O quadro em que a dengue voltou a emergir no Brasil não é tão diferente do atual. Dados do Censo 2022 do IBGE (Instituto Brasileiro de Geografia e Estatística) estimam que há 17,9 milhões de moradores em comunidades, áreas onde costumam se concentrar os problemas associados à doença. A falta de acesso a saneamento também atinge milhões:
100 milhões
de pessoas não têm rede de esgoto no país, segundo dados divulgados em 2023 pelo Instituto Trata Brasil
35 milhões
de pessoas não têm acesso a água potável, segundo os mesmos dados
Gerson Salvador, médico infectologista e autor de um blog sobre saúde no jornal Folha de S.Paulo, escreveu em março no X (antigo Twitter) sobre os desafios de enfrentar a doença. Atuando no combate à dengue em 2013 em São Paulo, disse ter encontrado diversas pessoas numa comunidade acumulando tonéis de água. Quando um colega alertou do risco de dengue, soube que aquela era a única água disponível ali:
Todos os líderes comunitários reforçaram que não tinha água regular nas suas comunidades. 20 milhões de pessoas vivem em favelas no Brasil, muita gente em região de manancial, ocupação sem acesso a esgoto e água. Inclusive nessa metrópole a mais rica do Brasil.
— Gerson Salvador (@gersonsalvador) March 14, 2024
“Naquele dia eu entendi em definitivo que a dengue não é apenas uma doença das pessoas, é uma doença também das cidades, muito desiguais”, escreveu o médico. “Precisamos sim cuidar de vasos, de pneus, da água parada, fumacê etc, tudo reduz danos. Mas para vencer a dengue precisamos ter uma agenda de inclusão: água limpa e esgoto tratado para todos”, disse.

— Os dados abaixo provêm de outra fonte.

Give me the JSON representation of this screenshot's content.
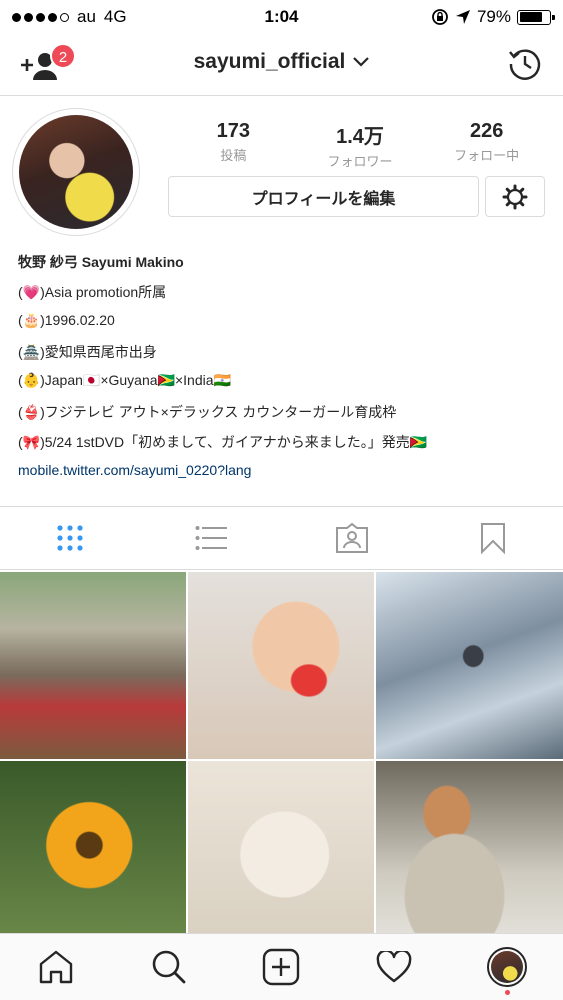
{
  "status_bar": {
    "carrier": "au",
    "network": "4G",
    "time": "1:04",
    "battery": "79%",
    "battery_level": 0.79
  },
  "header": {
    "username": "sayumi_official",
    "pending_count": "2"
  },
  "profile": {
    "stats": [
      {
        "value": "173",
        "label": "投稿"
      },
      {
        "value": "1.4万",
        "label": "フォロワー"
      },
      {
        "value": "226",
        "label": "フォロー中"
      }
    ],
    "edit_label": "プロフィールを編集",
    "name": "牧野 紗弓 Sayumi Makino",
    "bio_lines": [
      "(💗)Asia promotion所属",
      "(🎂)1996.02.20",
      "(🏯)愛知県西尾市出身",
      "(👶)Japan🇯🇵×Guyana🇬🇾×India🇮🇳",
      "(👙)フジテレビ アウト×デラックス カウンターガール育成枠",
      "(🎀)5/24 1stDVD「初めまして、ガイアナから来ました。」発売🇬🇾"
    ],
    "link": "mobile.twitter.com/sayumi_0220?lang"
  },
  "tabs": [
    "grid-icon",
    "list-icon",
    "tagged-icon",
    "saved-icon"
  ],
  "accent_color": "#3897f0",
  "badge_color": "#ed4956"
}
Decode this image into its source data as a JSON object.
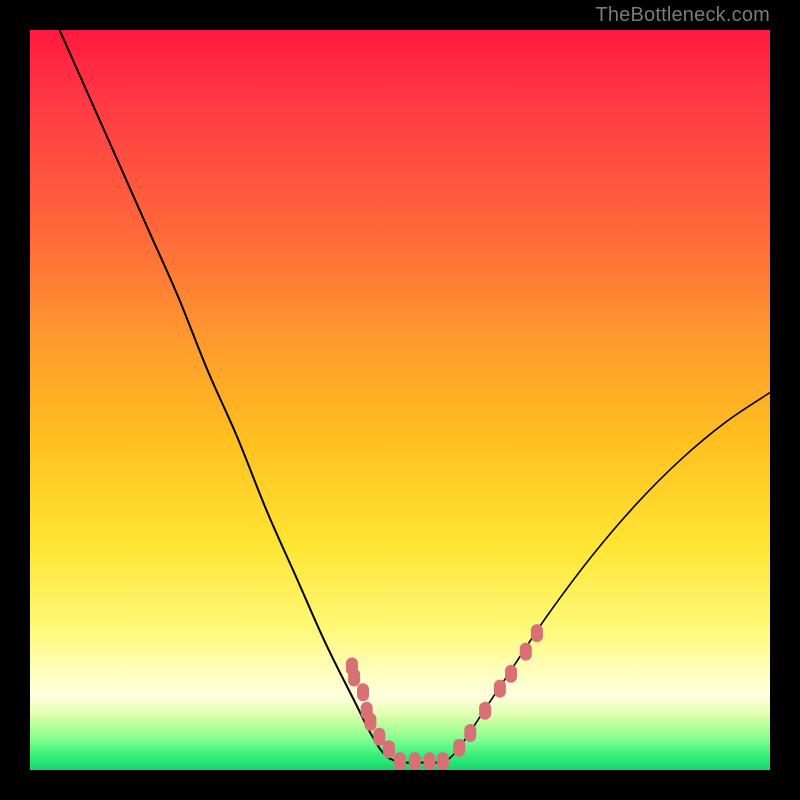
{
  "watermark": {
    "text": "TheBottleneck.com"
  },
  "chart_data": {
    "type": "line",
    "title": "",
    "xlabel": "",
    "ylabel": "",
    "xlim": [
      0,
      100
    ],
    "ylim": [
      0,
      100
    ],
    "grid": false,
    "legend": false,
    "series": [
      {
        "name": "bottleneck-curve-left",
        "x": [
          4,
          8,
          12,
          16,
          20,
          24,
          28,
          32,
          36,
          40,
          44,
          46,
          48,
          50
        ],
        "y": [
          100,
          91,
          82,
          73,
          64,
          54,
          45,
          35,
          26,
          17,
          9,
          5,
          2,
          1
        ]
      },
      {
        "name": "bottleneck-flat-min",
        "x": [
          50,
          56
        ],
        "y": [
          1,
          1
        ]
      },
      {
        "name": "bottleneck-curve-right",
        "x": [
          56,
          58,
          62,
          66,
          70,
          76,
          82,
          88,
          94,
          100
        ],
        "y": [
          1,
          3,
          9,
          15,
          21,
          29,
          36,
          42,
          47,
          51
        ]
      }
    ],
    "markers": [
      {
        "name": "datapoints-left-branch",
        "shape": "rounded-rect",
        "color": "#d87075",
        "points": [
          {
            "x": 43.5,
            "y": 14.0
          },
          {
            "x": 43.8,
            "y": 12.5
          },
          {
            "x": 45.0,
            "y": 10.5
          },
          {
            "x": 45.5,
            "y": 8.0
          },
          {
            "x": 46.0,
            "y": 6.5
          },
          {
            "x": 47.2,
            "y": 4.5
          },
          {
            "x": 48.5,
            "y": 2.8
          }
        ]
      },
      {
        "name": "datapoints-flat",
        "shape": "rounded-rect",
        "color": "#d87075",
        "points": [
          {
            "x": 50.0,
            "y": 1.2
          },
          {
            "x": 52.0,
            "y": 1.2
          },
          {
            "x": 54.0,
            "y": 1.2
          },
          {
            "x": 55.8,
            "y": 1.2
          }
        ]
      },
      {
        "name": "datapoints-right-branch",
        "shape": "rounded-rect",
        "color": "#d87075",
        "points": [
          {
            "x": 58.0,
            "y": 3.0
          },
          {
            "x": 59.5,
            "y": 5.0
          },
          {
            "x": 61.5,
            "y": 8.0
          },
          {
            "x": 63.5,
            "y": 11.0
          },
          {
            "x": 65.0,
            "y": 13.0
          },
          {
            "x": 67.0,
            "y": 16.0
          },
          {
            "x": 68.5,
            "y": 18.5
          }
        ]
      }
    ],
    "gradient_stops": [
      {
        "pos": 0.0,
        "color": "#ff1a3f"
      },
      {
        "pos": 0.5,
        "color": "#ffd233"
      },
      {
        "pos": 0.9,
        "color": "#ffffe0"
      },
      {
        "pos": 1.0,
        "color": "#18d46a"
      }
    ]
  }
}
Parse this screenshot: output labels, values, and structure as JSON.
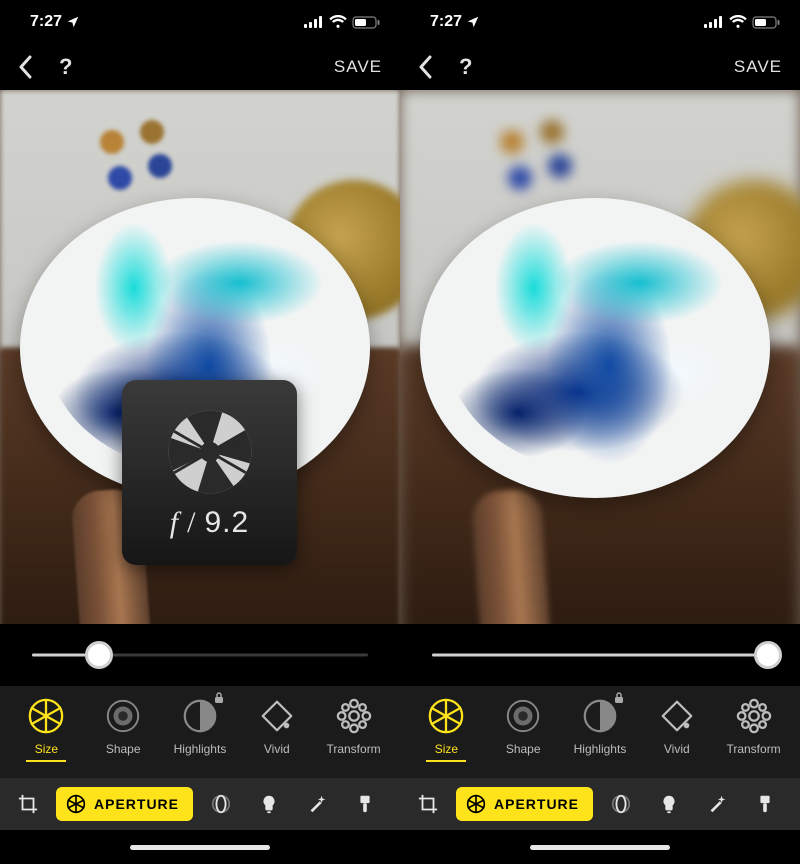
{
  "status": {
    "time": "7:27",
    "location_arrow": true
  },
  "nav": {
    "save_label": "SAVE"
  },
  "overlay": {
    "prefix": "f",
    "divider": "/",
    "value": "9.2"
  },
  "slider": {
    "left": {
      "value_percent": 20
    },
    "right": {
      "value_percent": 100
    }
  },
  "tools": [
    {
      "id": "size",
      "label": "Size",
      "active": true,
      "locked": false
    },
    {
      "id": "shape",
      "label": "Shape",
      "active": false,
      "locked": false
    },
    {
      "id": "highlights",
      "label": "Highlights",
      "active": false,
      "locked": true
    },
    {
      "id": "vivid",
      "label": "Vivid",
      "active": false,
      "locked": false
    },
    {
      "id": "transform",
      "label": "Transform",
      "active": false,
      "locked": false
    }
  ],
  "bottom": {
    "aperture_label": "APERTURE",
    "icons": [
      "crop-icon",
      "lens-icon",
      "bulb-icon",
      "wand-icon",
      "brush-icon"
    ]
  },
  "colors": {
    "accent": "#ffe31a",
    "bg_tools": "#1b1b1b",
    "bg_bottom": "#2a2a2a"
  }
}
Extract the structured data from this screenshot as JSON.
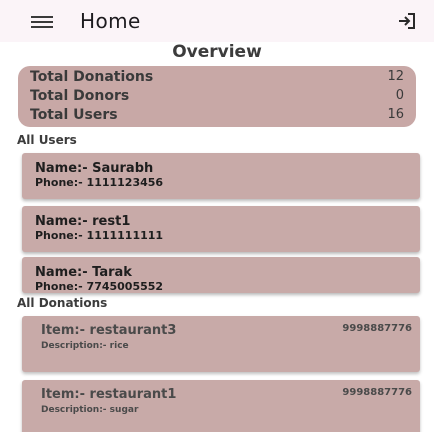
{
  "header": {
    "title": "Home",
    "menu_icon": "hamburger-menu-icon",
    "logout_icon": "logout-icon"
  },
  "overview": {
    "title": "Overview",
    "stats": [
      {
        "label": "Total Donations",
        "value": "12"
      },
      {
        "label": "Total Donors",
        "value": "0"
      },
      {
        "label": "Total Users",
        "value": "16"
      }
    ]
  },
  "users": {
    "section_title": "All Users",
    "items": [
      {
        "name": "Name:- Saurabh",
        "phone": "Phone:- 1111123456"
      },
      {
        "name": "Name:- rest1",
        "phone": "Phone:- 1111111111"
      },
      {
        "name": "Name:- Tarak",
        "phone": "Phone:- 7745005552"
      }
    ]
  },
  "donations": {
    "section_title": "All Donations",
    "items": [
      {
        "item": "Item:- restaurant3",
        "description": "Description:- rice",
        "phone": "9998887776"
      },
      {
        "item": "Item:- restaurant1",
        "description": "Description:- sugar",
        "phone": "9998887776"
      }
    ]
  },
  "colors": {
    "app_bar": "#fbf4f8",
    "card": "#c8a8a6",
    "text": "#1d1b1f"
  }
}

Em tese de doutorado defendida em 2013 na Fiocruz, o pesquisador Marco Aurélio Pereira Horta avaliou dados sobre a dengue de 14 anos numa cidade de Minas Gerais. O estudo concluiu que as características socioeconômicas das áreas de transmissão podem influenciar a incidência da doença. O texto ponderou, ao mesmo tempo, que “muito dessas relações possuem o efeito imensurável da realidade local, que muitas vezes não pode ser repetido ou incluído em modelos […] em outras regiões geográficas”.
Essas informações mostram que combater a dengue depende de ações individuais e coletivas. Grande parte das campanhas de comunicação sobre prevenção da dengue se dirigem aos indivíduos (afinal, é nas casas que se encontra a maior parte dos criadouros, segundo pesquisadores). Também é possível, porém, cobrar do poder público políticas públicas que tornem a sociedade menos vulnerável à doença.
O combate à dengue depende de ações do governo federal, dos estados e dos municípios. A responsabilidade pelas políticas da área é compartilhada. Melhorar as condições de vida nas cidades, embora seja uma tarefa mais identificada com as prefeituras, também pode contar com contribuições dos dois outros entes (capazes de investir em setores caros como habitação e saneamento, por exemplo).
Agente de saúde verifica caixa d’água em casa em São Paulo à procura de mosquito da dengue
Junto com isso, é importante que as pessoas mantenham as medidas de prevenção para atenuar a incidência de dengue. Para reduzir a infestação de mosquitos, o ministério da saúde recomenda eliminar criadouros e manter cobertos os reservatórios e locais com acúmulo de água. Outras ações eficazes são o uso de repelentes e a instalação de telas e mosquiteiros em casa.
O SUS (Sistema Único de Saúde) aplica a vacina contra a dengue desde fevereiro na rede pública. A campanha de imunização é exclusiva para crianças e adolescentes de 10 anos completos a 14 anos de idade. Mais de 670 municípios já receberam ou ainda receberão doses neste ano para aplicar em suas populações.